Op basis hiervan kan worden geconcludeerd dat het directe geluid van de IJsselhallen geen belemmering vormt voor de toekomstige nieuwbouw.
Ook zijn de maximale geluidsniveaus vanwege de industriële activiteiten beschouwd. De IJsselhallen worden mogelijk beperkt in hun bedrijfsvoering doordat er in de nachtperiode overschrijdingen worden berekend vanwege het vertrekken van personenwagens (dichtslaande portieren).

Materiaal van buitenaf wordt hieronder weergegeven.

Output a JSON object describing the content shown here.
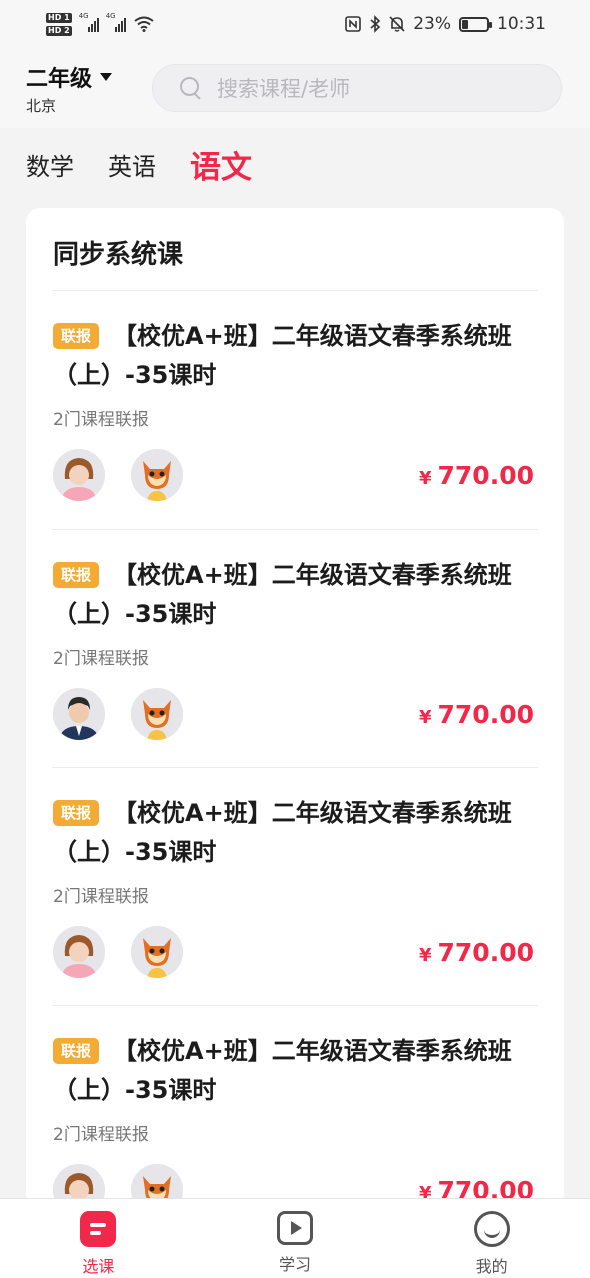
{
  "status_bar": {
    "sim1": "HD 1",
    "sim2": "HD 2",
    "net1": "4G",
    "net2": "4G",
    "battery_text": "23%",
    "battery_level": 0.23,
    "time": "10:31"
  },
  "header": {
    "grade": "二年级",
    "city": "北京",
    "search_placeholder": "搜索课程/老师"
  },
  "tabs": [
    {
      "label": "数学",
      "active": false
    },
    {
      "label": "英语",
      "active": false
    },
    {
      "label": "语文",
      "active": true
    }
  ],
  "section": {
    "title": "同步系统课",
    "courses": [
      {
        "tag": "联报",
        "title": "【校优A+班】二年级语文春季系统班（上）-35课时",
        "subtitle": "2门课程联报",
        "price": "770.00",
        "currency": "¥",
        "teacher1": "female-teacher-avatar"
      },
      {
        "tag": "联报",
        "title": "【校优A+班】二年级语文春季系统班（上）-35课时",
        "subtitle": "2门课程联报",
        "price": "770.00",
        "currency": "¥",
        "teacher1": "male-teacher-avatar"
      },
      {
        "tag": "联报",
        "title": "【校优A+班】二年级语文春季系统班（上）-35课时",
        "subtitle": "2门课程联报",
        "price": "770.00",
        "currency": "¥",
        "teacher1": "female-teacher-avatar"
      },
      {
        "tag": "联报",
        "title": "【校优A+班】二年级语文春季系统班（上）-35课时",
        "subtitle": "2门课程联报",
        "price": "770.00",
        "currency": "¥",
        "teacher1": "female-teacher-avatar"
      }
    ]
  },
  "bottom_nav": [
    {
      "label": "选课",
      "active": true
    },
    {
      "label": "学习",
      "active": false
    },
    {
      "label": "我的",
      "active": false
    }
  ],
  "colors": {
    "accent": "#f2284a",
    "tag": "#f3ab35"
  }
}
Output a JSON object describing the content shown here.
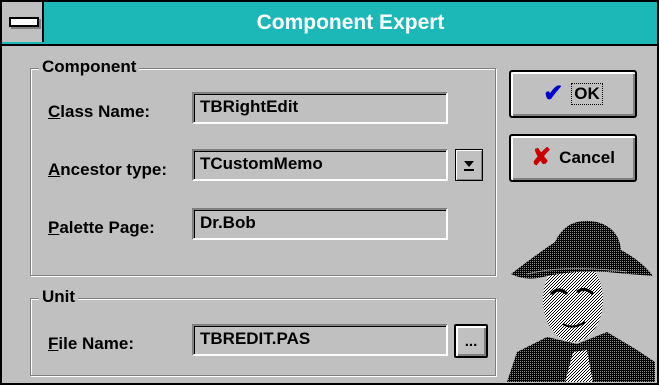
{
  "window": {
    "title": "Component Expert"
  },
  "component_group": {
    "legend": "Component",
    "class_name": {
      "mnemonic": "C",
      "label_rest": "lass Name:",
      "value": "TBRightEdit"
    },
    "ancestor_type": {
      "mnemonic": "A",
      "label_rest": "ncestor type:",
      "value": "TCustomMemo"
    },
    "palette_page": {
      "mnemonic": "P",
      "label_rest": "alette Page:",
      "value": "Dr.Bob"
    }
  },
  "unit_group": {
    "legend": "Unit",
    "file_name": {
      "mnemonic": "F",
      "label_rest": "ile Name:",
      "value": "TBREDIT.PAS",
      "browse_label": "..."
    }
  },
  "buttons": {
    "ok_label": "OK",
    "cancel_label": "Cancel"
  },
  "icons": {
    "system_menu": "system-menu-icon",
    "dropdown": "dropdown-arrow-icon",
    "ok": "checkmark-icon",
    "cancel": "x-icon",
    "portrait": "portrait-image"
  },
  "colors": {
    "titlebar": "#1cb8b8",
    "ok_check": "#0000cc",
    "cancel_x": "#cc0000",
    "face": "#c0c0c0"
  }
}
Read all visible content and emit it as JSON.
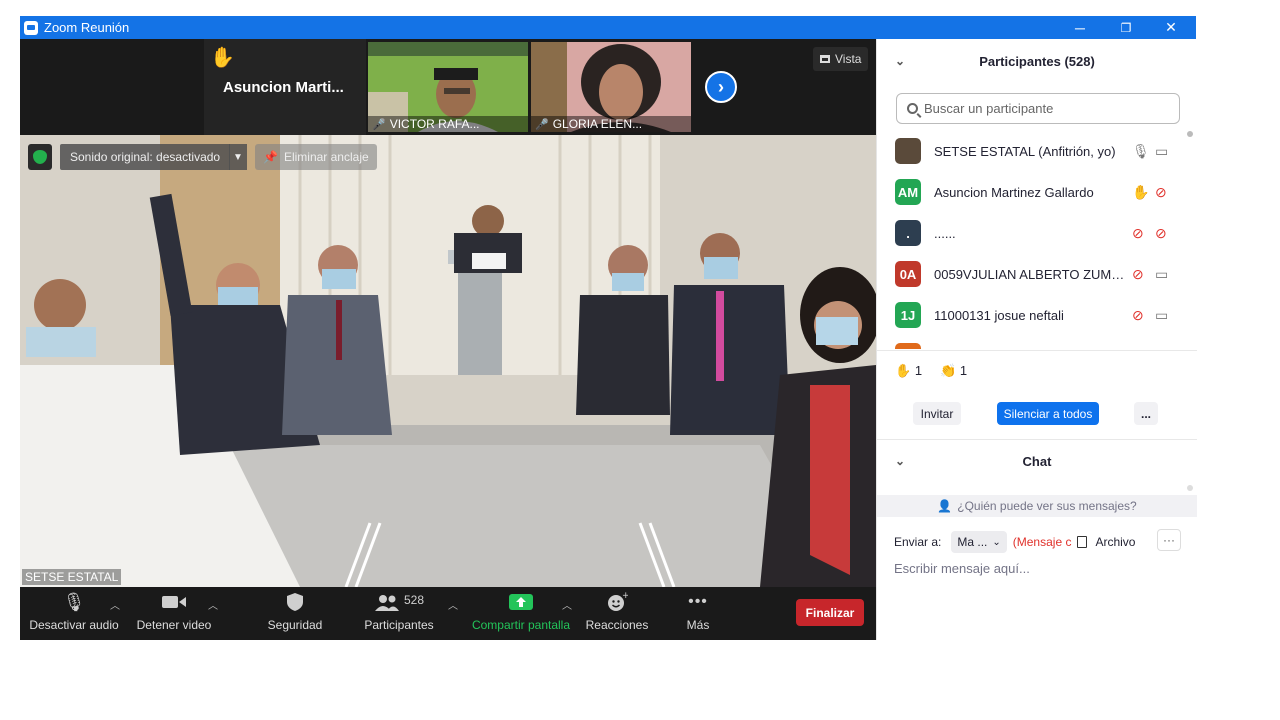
{
  "window": {
    "title": "Zoom Reunión",
    "minimize": "─",
    "restore": "❐",
    "close": "✕"
  },
  "strip": {
    "raised_hand_name": "Asuncion  Marti...",
    "thumbnails": [
      {
        "name": "VICTOR RAFA..."
      },
      {
        "name": "GLORIA ELEN..."
      }
    ],
    "next_glyph": "›",
    "view_label": "Vista"
  },
  "video": {
    "sound_status": "Sonido original: desactivado",
    "unpin_label": "Eliminar anclaje",
    "speaker_name": "SETSE ESTATAL"
  },
  "toolbar": {
    "mute_label": "Desactivar audio",
    "stop_video_label": "Detener video",
    "security_label": "Seguridad",
    "participants_label": "Participantes",
    "participants_count": "528",
    "share_label": "Compartir pantalla",
    "reactions_label": "Reacciones",
    "more_label": "Más",
    "end_label": "Finalizar"
  },
  "participants": {
    "header": "Participantes (528)",
    "search_placeholder": "Buscar un participante",
    "list": [
      {
        "initials": "",
        "name": "SETSE ESTATAL (Anfitrión, yo)",
        "color": "#5a4a3a"
      },
      {
        "initials": "AM",
        "name": "Asuncion Martinez Gallardo",
        "color": "#23a654"
      },
      {
        "initials": ".",
        "name": "......",
        "color": "#2d3e50"
      },
      {
        "initials": "0A",
        "name": "0059VJULIAN ALBERTO ZUMAYA...",
        "color": "#c0392b"
      },
      {
        "initials": "1J",
        "name": "11000131 josue neftali",
        "color": "#23a654"
      }
    ],
    "reactions": {
      "hand_count": "1",
      "clap_count": "1"
    },
    "invite_label": "Invitar",
    "mute_all_label": "Silenciar a todos",
    "more_label": "..."
  },
  "chat": {
    "header": "Chat",
    "who_can_see": "¿Quién puede ver sus mensajes?",
    "send_to_label": "Enviar a:",
    "recipient": "Ma ...",
    "private_note": "(Mensaje c",
    "file_label": "Archivo",
    "more_label": "···",
    "input_placeholder": "Escribir mensaje aquí..."
  }
}
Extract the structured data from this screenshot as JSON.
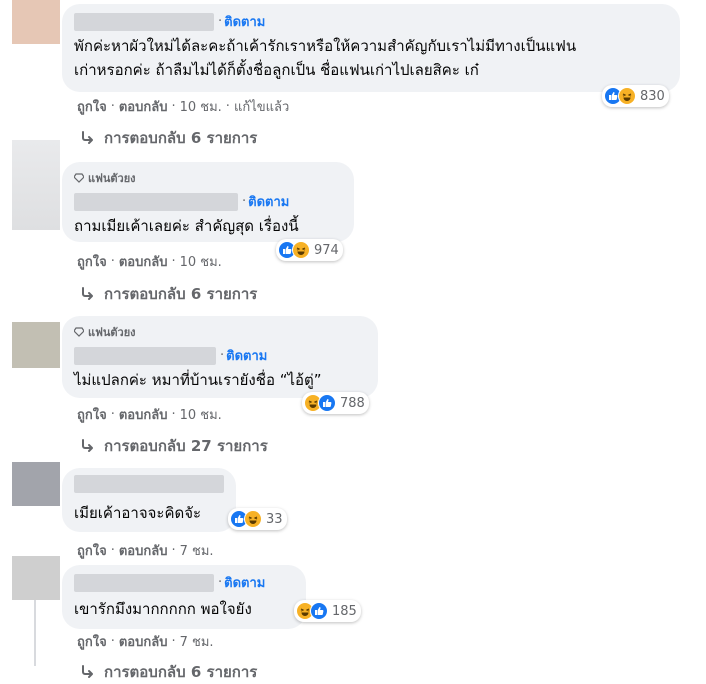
{
  "colors": {
    "accent": "#1877f2",
    "bubble": "#f0f2f5",
    "muted": "#65676b",
    "haha": "#f7b125"
  },
  "comments": [
    {
      "follow": "ติดตาม",
      "text_lines": [
        "พักค่ะหาผัวใหม่ได้ละคะถ้าเค้ารักเราหรือให้ความสำคัญกับเราไม่มีทางเป็นแฟน",
        "เก่าหรอกค่ะ ถ้าลืมไม่ได้ก็ตั้งชื่อลูกเป็น ชื่อแฟนเก่าไปเลยสิคะ เก๋"
      ],
      "reaction_count": "830",
      "like": "ถูกใจ",
      "reply": "ตอบกลับ",
      "time": "10 ชม.",
      "edited": "แก้ไขแล้ว",
      "replies": "การตอบกลับ 6 รายการ"
    },
    {
      "badge": "แฟนตัวยง",
      "follow": "ติดตาม",
      "text_lines": [
        "ถามเมียเค้าเลยค่ะ สำคัญสุด เรื่องนี้"
      ],
      "reaction_count": "974",
      "like": "ถูกใจ",
      "reply": "ตอบกลับ",
      "time": "10 ชม.",
      "replies": "การตอบกลับ 6 รายการ"
    },
    {
      "badge": "แฟนตัวยง",
      "follow": "ติดตาม",
      "text_lines": [
        "ไม่แปลกค่ะ หมาที่บ้านเรายังชื่อ “ไอ้ตู่”"
      ],
      "reaction_count": "788",
      "like": "ถูกใจ",
      "reply": "ตอบกลับ",
      "time": "10 ชม.",
      "replies": "การตอบกลับ 27 รายการ"
    },
    {
      "text_lines": [
        "เมียเค้าอาจจะคิดจัะ"
      ],
      "reaction_count": "33",
      "like": "ถูกใจ",
      "reply": "ตอบกลับ",
      "time": "7 ชม."
    },
    {
      "follow": "ติดตาม",
      "text_lines": [
        "เขารักมึงมากกกกก พอใจยัง"
      ],
      "reaction_count": "185",
      "like": "ถูกใจ",
      "reply": "ตอบกลับ",
      "time": "7 ชม.",
      "replies": "การตอบกลับ 6 รายการ"
    }
  ],
  "icons": {
    "like": "like-icon",
    "haha": "haha-icon",
    "reply_arrow": "reply-arrow-icon",
    "fan": "diamond-icon"
  }
}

Het piekgeluid afkomstig van vertrekkende personenwagens kan worden beperkt door het instellen van een niet parkeren gebied aan de zijde van plangebied Irishof voor de nachtperiode. Het houdt concreet in dat er een afstand van 35 meter moet worden aangehouden tot de gevels van de nieuw te projecteren woningen; daarmee wordt voldaan aan de in de voor IJsselhallen verleende milieuvergunning, zoals blijkt uit het akoestisch onderzoek dat als bijlage bij deze toelichting is gevoegd. Aangezien de IJsselhallen hebben ingestemd met deze maatregel en er momenteel een milieuneutrale wijziging van de (omgevings) vergunning van de IJsselhallen wordt voorbereid waarin dit is vastgelegd, is voldoende gewaarborgd dat de niet parkeren zone wordt gerealiseerd voor aanvang van de daadwerkelijke start woningbouw.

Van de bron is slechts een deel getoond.